NABU Landesverband Thüringen - Jena, 19. September 2012

Kiebitz, Großer Brachvogel und Co können nicht rasten

Rückhaltebecken Straußfurt wird zur Vogelrast nicht rechtzeitig abgelassen



Der NABU fordert jetzt den langsamen Abstau des Rückhaltebeckens bei Straußfurt. "Das Rückhaltebecken Straußfurt ist in Mittelthüringen ein wichtiges Rastgewässer für viele Zugvögel. Doch zu spätes Absenken des Wasserspiegels schränkt die Rastfunktion seit Jahren stark ein. Großer Brachvogel, Alpenstrandläufer und Kiebitz können dort nur schwerlich Nahrung tanken", erklärt Tino Sauer Vorstandsmitglied des NABU Erfurt und des NABU Thüringen.

Seit dem 13. Februar 2007 besteht das EU-Vogelschutzgebiet Nr. 15 "Rückhaltebecken Straußfurt und Unstrut Aue". Es wurde unter Schutz gestellt, weil sich dort regelmäßig bedeutende Ansammlungen von Wasser- und Sumpfvögeln besonders zu den Vogelzugzeiten einfinden. Seit einigen Jahren bilden unter anderem die sich dort von Anfang Oktober bis Ende Dezember rastenden Kraniche ein auch für viele Besucher zu erlebendes Schauspiel beim abendlichen Einflug in den Schlafplatz. Doch die Rastfunktion ist seit Jahren stark eingeschränkt. Die Thüringer Fernwasserversorgung, als Betreiber der Talsperre, senkt den Wasserspiegel erst ab Oktober ab, so dass erst dann Schlammflächen zur Rast zur Verfügung stehen. "Das ist für viele Watvögel viel zu spät, findet deren Durchzug bereits ab Mitte August statt und hat seinen Höhepunkt im September. Diese Arten können mit der Wasserfläche nichts anfangen und sind gezwungen zu einer nutzbaren Schlammfläche weiterzufliegen", so Tino Sauer.
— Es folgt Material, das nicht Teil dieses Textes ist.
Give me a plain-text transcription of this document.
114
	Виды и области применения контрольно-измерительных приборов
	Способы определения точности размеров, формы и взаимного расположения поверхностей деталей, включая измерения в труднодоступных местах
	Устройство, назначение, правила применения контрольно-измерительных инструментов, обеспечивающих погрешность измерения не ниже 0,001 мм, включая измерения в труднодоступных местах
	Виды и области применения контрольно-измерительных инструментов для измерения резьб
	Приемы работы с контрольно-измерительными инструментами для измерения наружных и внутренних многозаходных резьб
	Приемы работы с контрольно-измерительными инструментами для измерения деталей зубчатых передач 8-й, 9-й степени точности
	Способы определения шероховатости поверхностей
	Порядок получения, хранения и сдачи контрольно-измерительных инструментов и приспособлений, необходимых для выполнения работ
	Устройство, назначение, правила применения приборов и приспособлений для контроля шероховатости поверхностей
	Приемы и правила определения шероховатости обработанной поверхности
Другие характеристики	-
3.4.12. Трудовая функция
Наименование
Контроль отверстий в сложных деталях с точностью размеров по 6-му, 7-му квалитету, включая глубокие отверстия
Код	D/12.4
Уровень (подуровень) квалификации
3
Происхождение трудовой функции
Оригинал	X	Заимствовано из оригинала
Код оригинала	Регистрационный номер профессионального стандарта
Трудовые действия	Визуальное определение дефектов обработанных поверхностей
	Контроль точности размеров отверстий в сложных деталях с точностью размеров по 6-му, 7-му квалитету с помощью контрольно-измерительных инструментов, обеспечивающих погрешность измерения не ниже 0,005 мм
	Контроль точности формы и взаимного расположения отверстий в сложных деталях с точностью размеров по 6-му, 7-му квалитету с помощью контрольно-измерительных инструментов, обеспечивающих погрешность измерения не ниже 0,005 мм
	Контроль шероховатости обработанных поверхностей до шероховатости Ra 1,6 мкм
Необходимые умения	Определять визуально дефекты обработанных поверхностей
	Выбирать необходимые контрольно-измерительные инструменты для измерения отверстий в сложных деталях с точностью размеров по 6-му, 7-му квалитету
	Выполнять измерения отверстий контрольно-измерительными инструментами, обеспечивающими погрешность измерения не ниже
Seit der Anlage des Rückhaltebeckens in den 60er Jahren bis Mitte der 90er war ein spätsommerliches Absenken des Wasserspiegels des "Thüringer Wattenmeeres" kein Problem. Die Landwirtschaft entnahm Beregnungswasser und es entstanden kontinuierlich neue Schlammflächen gratis. Wasservögel und Watvögel hatten so ein gemeinsames Auskommen am Mauserplatz Straußfurt.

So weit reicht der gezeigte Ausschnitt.